Ellen Kokinda | Credit: City of Santa Barbara

In Santa Barbara’s heated housing climate, the Single Family Design Board has unexpectedly become the battleground for smaller projects, where property owners are typically looking to add a second story or an additional unit to their already-existing single-family homes.

But in recent months, these projects, which usually don’t get much attention, have become prime targets for residents worried about the effects of increased density in their neighborhoods. In the past few months alone, the City Council has heard four of these appeals against projects already approved through the review process — an increase that has caused strain on an already overworked and understaffed Planning Department — and in response, city officials are considering retooling the process for appeals to ensure that smaller issues can be addressed without the back-and-forth of controversial appeals.

City of Santa Barbara Design Review Supervisor Ellen Kokinda explained these changes to the Ordinance Committee this week, outlining a few options the city could implement to address the influx of appeals, starting with rerouting the appeals of Single Family Design Board project approvals to the Planning Commission instead of directly to the City Council, where the hearings have been stacking up in the past year.

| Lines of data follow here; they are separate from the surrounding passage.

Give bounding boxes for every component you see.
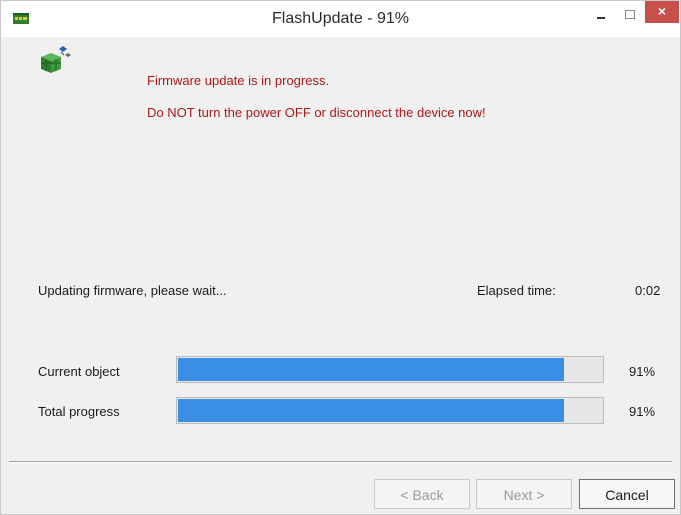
current-object-progress-bar [176,356,604,383]
maximize-button[interactable] [617,3,643,29]
close-icon: × [657,3,667,19]
elapsed-time-label: Elapsed time: [477,283,556,298]
current-object-percent: 91% [629,364,656,379]
warning-line-2: Do NOT turn the power OFF or disconnect … [147,105,486,120]
title-bar[interactable]: FlashUpdate - 91% × [1,1,680,37]
elapsed-time-value: 0:02 [635,283,661,298]
flashupdate-window: FlashUpdate - 91% × Firmware update is i… [0,0,681,515]
back-button[interactable]: < Back [374,479,470,509]
status-text: Updating firmware, please wait... [38,283,227,298]
total-progress-bar [176,397,604,424]
minimize-button[interactable] [588,3,614,29]
total-progress-percent: 91% [629,404,656,419]
cancel-button[interactable]: Cancel [579,479,675,509]
package-cubes-icon [41,46,71,73]
current-object-progress-fill [178,358,564,381]
window-title: FlashUpdate - 91% [272,10,409,27]
total-progress-label: Total progress [38,404,120,419]
close-button[interactable]: × [645,1,679,23]
total-progress-fill [178,399,564,422]
next-button[interactable]: Next > [476,479,572,509]
warning-line-1: Firmware update is in progress. [147,73,330,88]
current-object-label: Current object [38,364,120,379]
button-separator [9,461,672,463]
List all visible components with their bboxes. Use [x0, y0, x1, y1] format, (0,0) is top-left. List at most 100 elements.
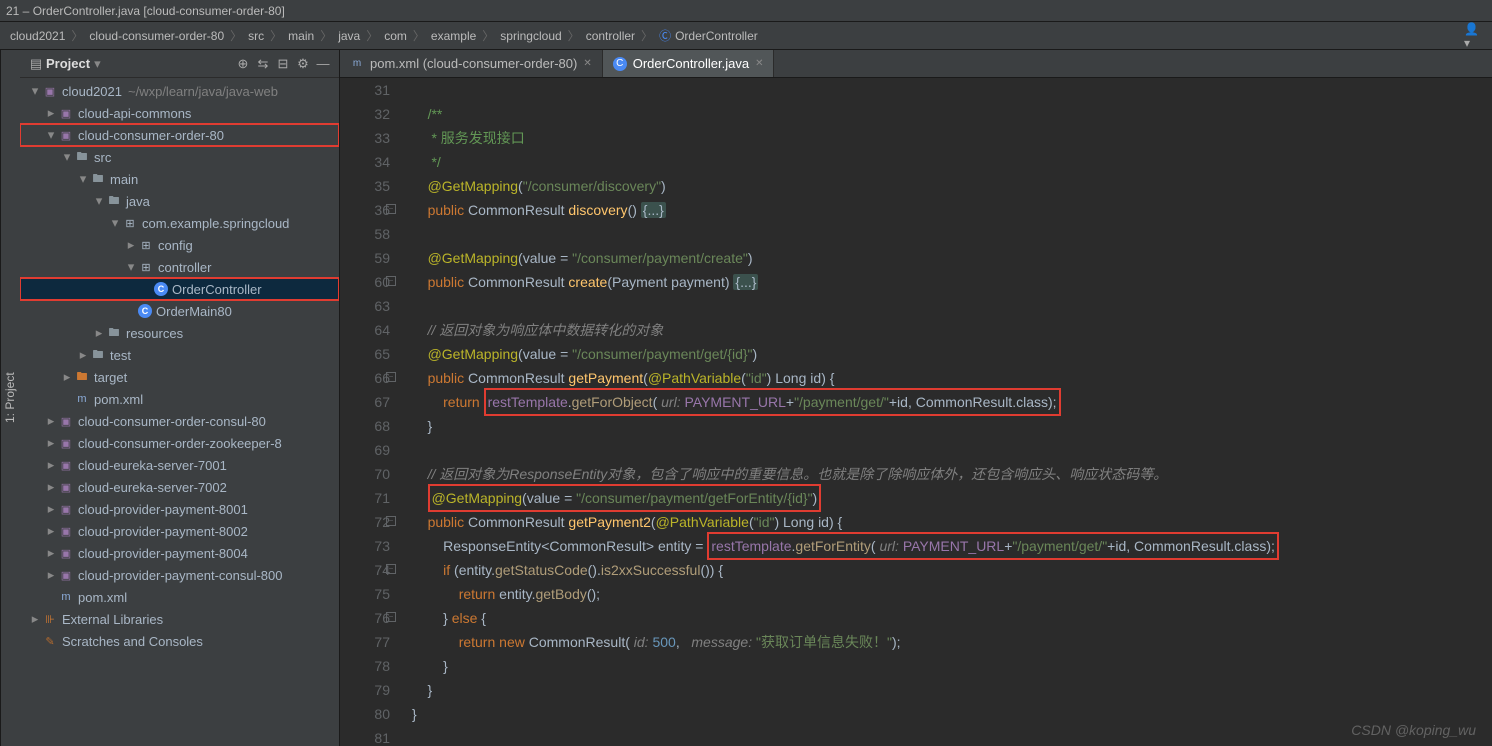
tree-twisty-icon[interactable]: ▸: [44, 457, 58, 473]
tree-row[interactable]: ▸🖿target: [20, 366, 339, 388]
class-icon: C: [138, 304, 152, 318]
tree-row[interactable]: mpom.xml: [20, 388, 339, 410]
collapse-icon[interactable]: ⊟: [273, 54, 293, 74]
fold-icon[interactable]: −: [386, 612, 396, 622]
tree-twisty-icon[interactable]: ▾: [92, 193, 106, 209]
crumb[interactable]: controller: [584, 29, 637, 43]
tree-twisty-icon[interactable]: ▸: [124, 237, 138, 253]
line-number: 35: [340, 174, 390, 198]
file-icon: C: [613, 57, 627, 71]
tree-row[interactable]: ▸▣cloud-eureka-server-7001: [20, 454, 339, 476]
editor-tab[interactable]: mpom.xml (cloud-consumer-order-80)✕: [340, 50, 603, 77]
line-number: 69: [340, 438, 390, 462]
tree-twisty-icon[interactable]: ▾: [28, 83, 42, 99]
tree-row[interactable]: ▸🖿 test: [20, 344, 339, 366]
tree-twisty-icon[interactable]: ▸: [44, 501, 58, 517]
line-number: 66−: [340, 366, 390, 390]
fold-icon[interactable]: −: [386, 204, 396, 214]
crumb[interactable]: com: [382, 29, 409, 43]
tree-label: cloud2021: [62, 84, 122, 99]
tree-twisty-icon[interactable]: ▸: [76, 347, 90, 363]
tree-twisty-icon[interactable]: ▸: [44, 413, 58, 429]
tree-row[interactable]: ▾▣cloud2021~/wxp/learn/java/java-web: [20, 80, 339, 102]
tree-label: cloud-provider-payment-8002: [78, 524, 248, 539]
tree-twisty-icon[interactable]: ▾: [44, 127, 58, 143]
crumb[interactable]: cloud2021: [8, 29, 67, 43]
line-number: 72−: [340, 510, 390, 534]
user-icon[interactable]: 👤▾: [1464, 26, 1484, 46]
tree-twisty-icon[interactable]: ▸: [28, 611, 42, 627]
tree-label: com.example.springcloud: [142, 216, 289, 231]
tree-label: OrderMain80: [156, 304, 232, 319]
hide-icon[interactable]: —: [313, 54, 333, 74]
tree-row[interactable]: ▸▣cloud-provider-payment-8004: [20, 542, 339, 564]
line-number: 78: [340, 654, 390, 678]
tree-twisty-icon[interactable]: ▸: [44, 523, 58, 539]
tree-row[interactable]: ▸▣cloud-consumer-order-zookeeper-8: [20, 432, 339, 454]
tree-row[interactable]: ▾🖿main: [20, 168, 339, 190]
project-tool-tab[interactable]: 1: Project: [0, 50, 20, 746]
tree-row[interactable]: COrderController: [20, 278, 339, 300]
breadcrumb: cloud2021〉cloud-consumer-order-80〉src〉ma…: [0, 22, 1492, 50]
tree-twisty-icon[interactable]: ▾: [60, 149, 74, 165]
tree-row[interactable]: ▾🖿java: [20, 190, 339, 212]
tree-row[interactable]: ▸▣cloud-eureka-server-7002: [20, 476, 339, 498]
tree-row[interactable]: ▸🖿resources: [20, 322, 339, 344]
fold-icon[interactable]: −: [386, 276, 396, 286]
close-icon[interactable]: ✕: [583, 58, 591, 69]
tree-row[interactable]: ▸▣cloud-provider-payment-consul-800: [20, 564, 339, 586]
gear-icon[interactable]: ⚙: [293, 54, 313, 74]
chevron-right-icon: 〉: [320, 27, 332, 44]
tree-twisty-icon[interactable]: ▾: [108, 215, 122, 231]
tree-twisty-icon[interactable]: ▸: [92, 325, 106, 341]
excluded-icon: 🖿: [74, 369, 90, 385]
line-number: 64: [340, 318, 390, 342]
tree-twisty-icon[interactable]: ▾: [76, 171, 90, 187]
project-tree[interactable]: ▾▣cloud2021~/wxp/learn/java/java-web▸▣cl…: [20, 78, 339, 746]
fold-icon[interactable]: −: [386, 564, 396, 574]
fold-icon[interactable]: −: [386, 372, 396, 382]
crumb[interactable]: java: [336, 29, 362, 43]
tree-row[interactable]: ▸▣cloud-provider-payment-8002: [20, 520, 339, 542]
code[interactable]: /** * 服务发现接口 */ @GetMapping("/consumer/d…: [400, 78, 1492, 746]
tree-twisty-icon[interactable]: ▸: [44, 479, 58, 495]
folder-icon: 🖿: [90, 347, 106, 363]
crumb[interactable]: ⒸOrderController: [657, 27, 760, 44]
tree-row[interactable]: ✎Scratches and Consoles: [20, 630, 339, 652]
tree-label: test: [110, 348, 131, 363]
tree-row[interactable]: ▾⊞controller: [20, 256, 339, 278]
close-icon[interactable]: ✕: [755, 58, 763, 69]
tree-twisty-icon[interactable]: ▾: [124, 259, 138, 275]
tree-row[interactable]: ▸⊞config: [20, 234, 339, 256]
tree-row[interactable]: C OrderMain80: [20, 300, 339, 322]
fold-icon[interactable]: −: [386, 516, 396, 526]
locate-icon[interactable]: ⊕: [233, 54, 253, 74]
tree-row[interactable]: ▸▣cloud-consumer-order-consul-80: [20, 410, 339, 432]
gutter: 313233343536−585960−63646566−67686970717…: [340, 78, 400, 746]
tree-twisty-icon[interactable]: ▸: [44, 567, 58, 583]
crumb[interactable]: example: [429, 29, 478, 43]
crumb[interactable]: cloud-consumer-order-80: [87, 29, 226, 43]
tree-row[interactable]: ▸▣cloud-api-commons: [20, 102, 339, 124]
crumb[interactable]: src: [246, 29, 266, 43]
scratch-icon: ✎: [42, 633, 58, 649]
editor-body[interactable]: 313233343536−585960−63646566−67686970717…: [340, 78, 1492, 746]
crumb[interactable]: main: [286, 29, 316, 43]
editor-tab[interactable]: COrderController.java✕: [603, 50, 775, 77]
dropdown-icon[interactable]: ▾: [94, 56, 101, 72]
tree-row[interactable]: ▸⊪External Libraries: [20, 608, 339, 630]
tree-row[interactable]: ▸▣cloud-provider-payment-8001: [20, 498, 339, 520]
tree-twisty-icon[interactable]: ▸: [44, 105, 58, 121]
module-icon: ▣: [58, 457, 74, 473]
tree-row[interactable]: ▾⊞ com.example.springcloud: [20, 212, 339, 234]
tree-twisty-icon[interactable]: ▸: [60, 369, 74, 385]
tree-row[interactable]: ▾▣cloud-consumer-order-80: [20, 124, 339, 146]
tree-row[interactable]: mpom.xml: [20, 586, 339, 608]
crumb[interactable]: springcloud: [498, 29, 563, 43]
tree-twisty-icon[interactable]: ▸: [44, 545, 58, 561]
tree-row[interactable]: ▾🖿src: [20, 146, 339, 168]
pkg-icon: ⊞: [122, 215, 138, 231]
chevron-right-icon: 〉: [71, 27, 83, 44]
tree-twisty-icon[interactable]: ▸: [44, 435, 58, 451]
expand-icon[interactable]: ⇆: [253, 54, 273, 74]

Making the switch and sending appeals to the Planning Commission would allow the appellants arguing against larger projects to make their case in a public hearing without bringing every appeal to the City Council.

“The number of appeals is trending upward,” Kokinda said. In the past three years specifically, she explained, projects that are increasing density or height “are starting to create a little bit more neighborhood friction, and that’s one of the reasons that we think we’ll continue to see more.”

When the Single Family Design Board was created in 2007, it was meant to alleviate the workload of the Architectural Board of Review. By design, the board was supposed to take over review for projects on single-family homes that were “not historic.” But since then, the city has slowly added onto the board’s responsibilities to include “things they had never necessarily done before,” she said.

Changing the appeal process would also keep projects that have already been approved out of the “waiting zone,” where developers are prevented from obtaining permits for starting construction until all appeals are heard — a process which could extend the project timeline up to four months.

The three members of the Ordinance Committee expressed support for the amendments, but sent the issue forward to the full council for deliberation before approving any changes officially.

If the council follows the staff’s recommendation, the city will start by approving a change to send appeals of Single Family Design Board decisions to the Planning Commission, after which the city will begin to look at a number of other changes to streamline this process, including “eliminating design review triggers for non-integral projects” and only allowing appeals during one step of the process (currently, appeals can be filed upon Project Design Approval and Final Approval).